Updated: Sep 13, 2021
When presented with the option of monolithic or microservice (headless) architecture, many business owners don’t know which would be best for their needs. The first step is to fully understand the difference between the two content management systems (CMS).
Courtesy of Contentstack - fourmangos is a Contentstack Certified Catalyst.
Monolithic architecture is considered one of the more traditional choices. The idea behind this type of CMS is to interconnect all functionalities and make them codependent. It is often referred to as providing an all-in-one or “coupled” system that pulls in everything necessary for managing all content on the web.
Microservice architecture is an application consisting of a suite of small services. It is a microservices-based application that uses lightweight mechanisms to communicate between the various services focused on business goals that can be deployed separately or together through automation. There is minimal centralized management with this type of architecture, making the system “headless” because it does not function as a unified workflow system.
A Decline in Popularity
Monolithic architecture has seen a decline in popularity as consumer demand has evolved. More people than ever before are choosing mobile internet over desktop. Because of this, the “all-in-one” element of monolithic architecture has become more of a hindrance than a helper.

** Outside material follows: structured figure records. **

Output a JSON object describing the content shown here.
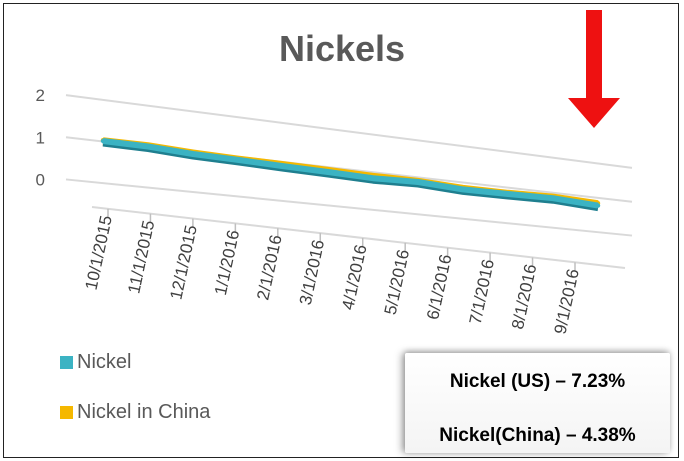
{
  "chart_data": {
    "type": "line",
    "style": "3d-ribbon",
    "title": "Nickels",
    "categories": [
      "10/1/2015",
      "11/1/2015",
      "12/1/2015",
      "1/1/2016",
      "2/1/2016",
      "3/1/2016",
      "4/1/2016",
      "5/1/2016",
      "6/1/2016",
      "7/1/2016",
      "8/1/2016",
      "9/1/2016"
    ],
    "series": [
      {
        "name": "Nickel",
        "color": "#3BB3C3",
        "values": [
          1.0,
          0.98,
          0.91,
          0.88,
          0.84,
          0.81,
          0.77,
          0.79,
          0.72,
          0.72,
          0.73,
          0.66
        ]
      },
      {
        "name": "Nickel in China",
        "color": "#F5B800",
        "values": [
          1.02,
          1.01,
          0.95,
          0.91,
          0.89,
          0.86,
          0.83,
          0.82,
          0.76,
          0.75,
          0.77,
          0.72
        ]
      }
    ],
    "yticks": [
      "0",
      "1",
      "2"
    ],
    "ylim": [
      0,
      2
    ],
    "grid": true,
    "legend_position": "bottom-left"
  },
  "callout": {
    "line1": "Nickel (US) – 7.23%",
    "line2": "Nickel(China) – 4.38%"
  },
  "arrow": {
    "direction": "down",
    "color": "#EE1111"
  }
}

As consumers demand experiences on a variety of devices and channels, monolithic architecture just can’t deliver. Microservice architecture can handle the complexity of product chains and marketing content delivery. Even some eCommerce giants have converted to microservice architecture, including Amazon.
While not every business is suited for microservice architecture, the majority find that it suits their needs. Some key advantages include:
Better Performance: It is easier to isolate specific services and grow them separately from the rest of the app as they’re performing well.
Less Breaks: Involves parallel development of the entire app with fewer breaks and overlaps between different services.
Enhanced Configuration: Easier to reconfigure, which allows for faster, independent delivery of specific portions.
Organization: Each service has its own codebase, which means better overall organization among services.